EcoSta 2023: Start Registration
View Submission - EcoSta2023
A1198
Title: Causal clustering Authors:  Kwangho Kim - Korea University (Korea, South) [presenting]
Edward Kennedy - Carnegie Mellon University (United States)
Larry Wasserman - Carnegie Mellon University (United States)
Abstract: Causal effects are often characterized by population effects, which can give an incomplete picture when the treatment effect within subpopulations varies considerably from the population effect. As the subgroup structure is usually unknown, identifying and estimating subpopulation effects is relatively more challenging than population-level effects. Causal Clustering, a new set of methods for exploring the heterogeneity of treatment effects, leveraging tools from clustering analysis, is developed. First, an efficient way is developed to uncover subgroup structure by harnessing widely-used clustering methods.

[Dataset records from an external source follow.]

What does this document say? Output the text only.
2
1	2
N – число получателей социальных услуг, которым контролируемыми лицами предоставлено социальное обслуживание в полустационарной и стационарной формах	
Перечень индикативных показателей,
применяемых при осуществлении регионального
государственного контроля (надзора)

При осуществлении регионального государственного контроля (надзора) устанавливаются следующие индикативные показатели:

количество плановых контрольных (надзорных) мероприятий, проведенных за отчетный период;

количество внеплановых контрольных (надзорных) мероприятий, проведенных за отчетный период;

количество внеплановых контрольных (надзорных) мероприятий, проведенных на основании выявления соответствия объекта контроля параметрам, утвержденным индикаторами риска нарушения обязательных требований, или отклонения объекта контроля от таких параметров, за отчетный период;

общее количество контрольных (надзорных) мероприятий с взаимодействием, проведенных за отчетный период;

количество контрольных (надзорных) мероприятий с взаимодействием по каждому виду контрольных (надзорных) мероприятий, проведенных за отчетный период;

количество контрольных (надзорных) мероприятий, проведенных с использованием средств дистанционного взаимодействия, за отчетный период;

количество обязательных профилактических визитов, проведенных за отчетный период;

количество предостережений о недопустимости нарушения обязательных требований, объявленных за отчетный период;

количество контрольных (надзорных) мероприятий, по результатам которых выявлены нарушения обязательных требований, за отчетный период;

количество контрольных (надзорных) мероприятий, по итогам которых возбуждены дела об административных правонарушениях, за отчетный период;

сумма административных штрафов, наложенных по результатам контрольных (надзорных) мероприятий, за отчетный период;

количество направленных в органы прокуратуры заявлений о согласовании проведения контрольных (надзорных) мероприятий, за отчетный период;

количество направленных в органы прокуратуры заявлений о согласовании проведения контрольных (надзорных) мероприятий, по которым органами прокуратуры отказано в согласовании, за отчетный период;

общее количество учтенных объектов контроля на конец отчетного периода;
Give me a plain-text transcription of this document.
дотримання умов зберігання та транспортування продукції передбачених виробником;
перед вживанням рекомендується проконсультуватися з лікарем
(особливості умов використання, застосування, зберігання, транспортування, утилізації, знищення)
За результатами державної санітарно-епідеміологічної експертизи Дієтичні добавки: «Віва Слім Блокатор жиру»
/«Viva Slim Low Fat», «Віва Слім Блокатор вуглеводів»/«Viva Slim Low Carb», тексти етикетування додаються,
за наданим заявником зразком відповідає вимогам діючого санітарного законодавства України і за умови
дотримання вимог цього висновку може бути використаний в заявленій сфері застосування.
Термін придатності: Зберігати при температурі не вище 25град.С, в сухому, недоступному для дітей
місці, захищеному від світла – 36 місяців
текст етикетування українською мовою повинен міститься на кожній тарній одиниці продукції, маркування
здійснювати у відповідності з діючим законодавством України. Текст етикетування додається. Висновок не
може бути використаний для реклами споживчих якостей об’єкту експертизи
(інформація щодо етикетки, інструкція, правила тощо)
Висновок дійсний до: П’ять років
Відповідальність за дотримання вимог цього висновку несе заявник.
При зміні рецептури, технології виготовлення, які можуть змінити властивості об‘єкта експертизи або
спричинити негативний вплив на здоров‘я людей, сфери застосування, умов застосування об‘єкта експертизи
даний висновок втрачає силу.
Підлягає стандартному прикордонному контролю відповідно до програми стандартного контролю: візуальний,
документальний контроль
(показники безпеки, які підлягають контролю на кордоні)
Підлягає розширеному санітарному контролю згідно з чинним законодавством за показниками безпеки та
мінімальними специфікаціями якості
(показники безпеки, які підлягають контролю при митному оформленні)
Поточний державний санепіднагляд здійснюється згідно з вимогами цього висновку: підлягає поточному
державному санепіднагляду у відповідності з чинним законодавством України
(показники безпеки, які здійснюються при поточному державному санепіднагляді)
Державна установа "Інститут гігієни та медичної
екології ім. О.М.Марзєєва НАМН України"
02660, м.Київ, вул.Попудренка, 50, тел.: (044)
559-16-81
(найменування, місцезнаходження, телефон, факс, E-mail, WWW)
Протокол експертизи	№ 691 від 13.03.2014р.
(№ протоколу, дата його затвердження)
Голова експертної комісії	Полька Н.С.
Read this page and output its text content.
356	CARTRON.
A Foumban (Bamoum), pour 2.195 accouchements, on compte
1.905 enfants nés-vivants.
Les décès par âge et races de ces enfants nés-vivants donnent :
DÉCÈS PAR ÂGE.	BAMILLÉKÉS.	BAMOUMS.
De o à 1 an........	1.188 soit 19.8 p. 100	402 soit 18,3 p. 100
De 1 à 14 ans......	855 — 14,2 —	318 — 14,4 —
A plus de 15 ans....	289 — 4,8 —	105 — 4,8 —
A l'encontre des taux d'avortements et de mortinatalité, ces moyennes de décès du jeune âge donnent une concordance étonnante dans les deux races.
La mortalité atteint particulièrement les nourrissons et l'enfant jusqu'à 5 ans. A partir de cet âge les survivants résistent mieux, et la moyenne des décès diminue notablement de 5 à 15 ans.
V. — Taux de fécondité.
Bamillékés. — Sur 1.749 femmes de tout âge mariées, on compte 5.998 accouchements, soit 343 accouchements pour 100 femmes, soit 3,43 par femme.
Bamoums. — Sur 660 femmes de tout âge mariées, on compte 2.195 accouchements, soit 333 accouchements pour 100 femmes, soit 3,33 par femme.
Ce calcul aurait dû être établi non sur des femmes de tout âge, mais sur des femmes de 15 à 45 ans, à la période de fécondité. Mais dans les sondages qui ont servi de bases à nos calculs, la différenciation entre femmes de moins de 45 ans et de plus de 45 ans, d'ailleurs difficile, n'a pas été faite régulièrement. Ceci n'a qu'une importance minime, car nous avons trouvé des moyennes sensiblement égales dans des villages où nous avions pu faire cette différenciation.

Specifically, it is shown that k-means, density-based, and hierarchical clustering algorithms can be successfully adopted into our framework via plug-in type estimators. Next, for the k-means causal clustering, a specially bias-corrected estimator based on nonparametric efficiency theory is developed, which attains fast convergence rates and asymptotic normality to the true cluster centres under weak nonparametric conditions. This requires novel techniques due to the particular form of the non-smooth k-means risk. Novel tools especially useful for modern outcome-wide studies with many treatment levels are derived. Importantly, it is also discussed how these methods can be extended to clustering with generic pseudo-outcomes: e.g., partially observed outcomes or unknown functionals. Finally, the methods are illustrated via simulation studies and real data analyses.